Transforming Growth Factor-β₁ Specifically Induce Proteins Involved in the Myofibroblast Contractile Apparatus*

Abstract

Transforming growth factor-β₁ (TGF-β₁) induces α-smooth muscle actin (α-SMA) and collagen synthesis in fibroblast both in vivo and in vitro and plays a significant role in tissue repair and the development of fibrosis. During these processes the fibroblasts differentiate into activated fibroblasts (so called myofibroblasts), characterized by increased α-SMA expression. Because TGF-β₁ is considered the main inducer of the myofibroblast phenotype and cytoskeletal changes accompany this differentiation, the main objective of this investigation was to study how TGF-β₁ alters protein expression of cytoskeletal-associated proteins. Metabolic labeling of cell cultures by [³⁵S]methionine, followed by protein separation on two-dimensional gel electrophoresis, displayed ∼2500 proteins in the pIinterval of 3–10. Treatment of TGF-β₁ led to specific spot pattern changes that were identified by mass spectrometry and represent specific induction of several members of the contractile apparatus such as calgizzarin, cofilin, and profilin.

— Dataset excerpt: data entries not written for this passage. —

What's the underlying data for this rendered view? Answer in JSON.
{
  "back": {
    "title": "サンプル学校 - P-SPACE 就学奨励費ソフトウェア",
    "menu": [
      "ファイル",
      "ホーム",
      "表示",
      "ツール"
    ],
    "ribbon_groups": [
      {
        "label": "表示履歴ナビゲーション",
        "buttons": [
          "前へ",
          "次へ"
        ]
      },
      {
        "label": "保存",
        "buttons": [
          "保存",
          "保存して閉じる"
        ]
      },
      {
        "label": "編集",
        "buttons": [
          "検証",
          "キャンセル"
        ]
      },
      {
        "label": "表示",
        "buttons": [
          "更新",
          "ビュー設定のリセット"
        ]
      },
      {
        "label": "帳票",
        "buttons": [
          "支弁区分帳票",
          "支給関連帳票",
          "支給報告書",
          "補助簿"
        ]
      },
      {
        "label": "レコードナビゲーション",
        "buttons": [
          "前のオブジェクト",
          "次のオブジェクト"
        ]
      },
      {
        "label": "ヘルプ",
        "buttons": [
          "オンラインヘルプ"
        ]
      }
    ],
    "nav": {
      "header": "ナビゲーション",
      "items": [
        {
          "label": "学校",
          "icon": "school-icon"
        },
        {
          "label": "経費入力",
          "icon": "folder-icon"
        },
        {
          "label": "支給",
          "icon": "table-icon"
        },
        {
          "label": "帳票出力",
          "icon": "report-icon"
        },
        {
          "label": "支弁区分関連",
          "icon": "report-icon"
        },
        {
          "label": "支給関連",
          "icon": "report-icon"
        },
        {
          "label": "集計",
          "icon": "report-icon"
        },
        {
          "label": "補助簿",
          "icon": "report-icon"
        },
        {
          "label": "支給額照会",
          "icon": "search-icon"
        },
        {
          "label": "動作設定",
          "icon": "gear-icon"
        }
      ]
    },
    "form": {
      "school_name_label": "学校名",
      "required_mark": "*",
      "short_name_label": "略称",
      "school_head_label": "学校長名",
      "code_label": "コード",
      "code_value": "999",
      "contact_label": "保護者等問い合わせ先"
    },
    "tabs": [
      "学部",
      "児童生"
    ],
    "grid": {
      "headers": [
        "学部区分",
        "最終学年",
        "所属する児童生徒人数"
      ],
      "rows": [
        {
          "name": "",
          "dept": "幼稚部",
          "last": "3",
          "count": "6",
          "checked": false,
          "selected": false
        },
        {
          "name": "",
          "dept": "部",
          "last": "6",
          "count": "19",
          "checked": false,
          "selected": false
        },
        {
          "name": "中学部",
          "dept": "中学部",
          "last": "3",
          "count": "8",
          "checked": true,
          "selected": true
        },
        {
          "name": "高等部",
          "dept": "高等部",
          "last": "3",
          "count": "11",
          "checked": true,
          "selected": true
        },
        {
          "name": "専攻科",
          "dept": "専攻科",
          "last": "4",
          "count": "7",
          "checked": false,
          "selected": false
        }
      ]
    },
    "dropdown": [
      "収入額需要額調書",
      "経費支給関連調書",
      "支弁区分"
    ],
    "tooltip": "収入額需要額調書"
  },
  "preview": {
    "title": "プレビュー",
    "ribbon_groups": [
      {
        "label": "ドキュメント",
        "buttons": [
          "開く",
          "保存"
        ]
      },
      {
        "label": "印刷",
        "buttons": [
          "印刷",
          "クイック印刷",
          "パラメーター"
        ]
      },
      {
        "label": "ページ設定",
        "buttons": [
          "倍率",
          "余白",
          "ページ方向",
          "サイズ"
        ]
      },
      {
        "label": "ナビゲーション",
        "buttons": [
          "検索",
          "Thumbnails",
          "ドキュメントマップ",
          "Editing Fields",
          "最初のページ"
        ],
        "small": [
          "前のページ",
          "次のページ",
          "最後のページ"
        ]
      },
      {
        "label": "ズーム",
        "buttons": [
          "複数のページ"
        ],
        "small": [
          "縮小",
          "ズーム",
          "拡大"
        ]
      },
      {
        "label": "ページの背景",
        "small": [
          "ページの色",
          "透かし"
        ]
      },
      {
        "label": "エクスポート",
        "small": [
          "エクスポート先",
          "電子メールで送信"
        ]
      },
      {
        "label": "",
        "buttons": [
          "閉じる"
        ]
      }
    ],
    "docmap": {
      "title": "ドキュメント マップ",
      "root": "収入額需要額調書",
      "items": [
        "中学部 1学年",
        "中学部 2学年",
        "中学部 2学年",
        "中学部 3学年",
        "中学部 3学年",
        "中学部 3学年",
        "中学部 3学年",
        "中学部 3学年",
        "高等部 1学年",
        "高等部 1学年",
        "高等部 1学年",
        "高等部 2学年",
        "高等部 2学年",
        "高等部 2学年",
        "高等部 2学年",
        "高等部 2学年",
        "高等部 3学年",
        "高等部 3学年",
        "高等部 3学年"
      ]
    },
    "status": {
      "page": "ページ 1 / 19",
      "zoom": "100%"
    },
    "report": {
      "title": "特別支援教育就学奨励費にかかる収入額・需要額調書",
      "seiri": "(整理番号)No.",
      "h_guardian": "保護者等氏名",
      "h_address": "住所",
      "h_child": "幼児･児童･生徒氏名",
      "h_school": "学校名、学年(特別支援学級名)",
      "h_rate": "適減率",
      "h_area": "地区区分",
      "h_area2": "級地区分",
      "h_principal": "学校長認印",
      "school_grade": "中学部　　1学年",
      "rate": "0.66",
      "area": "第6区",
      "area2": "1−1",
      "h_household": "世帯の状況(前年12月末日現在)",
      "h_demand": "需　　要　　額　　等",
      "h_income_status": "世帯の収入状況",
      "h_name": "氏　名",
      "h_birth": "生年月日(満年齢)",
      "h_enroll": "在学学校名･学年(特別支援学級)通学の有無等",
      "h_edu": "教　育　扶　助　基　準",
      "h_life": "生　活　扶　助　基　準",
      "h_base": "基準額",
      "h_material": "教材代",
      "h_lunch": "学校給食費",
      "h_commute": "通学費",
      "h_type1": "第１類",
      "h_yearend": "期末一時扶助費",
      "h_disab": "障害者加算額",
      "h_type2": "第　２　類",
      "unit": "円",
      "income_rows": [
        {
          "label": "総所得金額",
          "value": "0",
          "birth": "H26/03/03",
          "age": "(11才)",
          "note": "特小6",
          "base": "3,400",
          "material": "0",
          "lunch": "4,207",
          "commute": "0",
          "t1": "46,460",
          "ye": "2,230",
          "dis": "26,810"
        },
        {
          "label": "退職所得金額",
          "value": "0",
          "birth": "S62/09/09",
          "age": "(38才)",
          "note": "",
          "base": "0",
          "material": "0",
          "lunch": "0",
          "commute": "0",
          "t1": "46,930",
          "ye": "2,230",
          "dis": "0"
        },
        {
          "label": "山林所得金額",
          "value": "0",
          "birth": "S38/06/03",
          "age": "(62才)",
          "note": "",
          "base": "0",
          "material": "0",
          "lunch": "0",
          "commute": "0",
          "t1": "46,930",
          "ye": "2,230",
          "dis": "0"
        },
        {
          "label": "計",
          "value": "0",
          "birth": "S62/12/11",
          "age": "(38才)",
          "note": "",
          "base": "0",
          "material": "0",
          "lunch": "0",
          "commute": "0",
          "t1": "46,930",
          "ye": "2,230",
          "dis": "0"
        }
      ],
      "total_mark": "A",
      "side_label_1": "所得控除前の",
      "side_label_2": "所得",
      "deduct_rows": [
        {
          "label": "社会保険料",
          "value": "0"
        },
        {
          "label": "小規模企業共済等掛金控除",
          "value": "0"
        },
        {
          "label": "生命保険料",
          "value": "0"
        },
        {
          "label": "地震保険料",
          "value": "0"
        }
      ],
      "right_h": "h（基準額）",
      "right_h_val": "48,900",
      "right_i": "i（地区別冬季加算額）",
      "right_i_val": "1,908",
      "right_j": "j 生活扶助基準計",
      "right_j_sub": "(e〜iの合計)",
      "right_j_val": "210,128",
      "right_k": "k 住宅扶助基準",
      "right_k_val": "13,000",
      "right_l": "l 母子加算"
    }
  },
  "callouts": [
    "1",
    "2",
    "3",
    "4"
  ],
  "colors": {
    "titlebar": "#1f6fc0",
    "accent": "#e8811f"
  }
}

These proteins have not previously been shown to be regulated by TGF-β₁, and the functional role of these proteins is to participate in the depolymerization and stabilization of the microfilaments. These results show that TGF-β₁ induces not only α-SMA but a whole set of actin-associated proteins that may contribute to the increased contractile properties of the myofibroblast. These proteins accompany the induced expression of α-SMA and may participate in the formation of stress fibers, cell contractility, and cell spreading characterizing the myofibroblasts phenotype.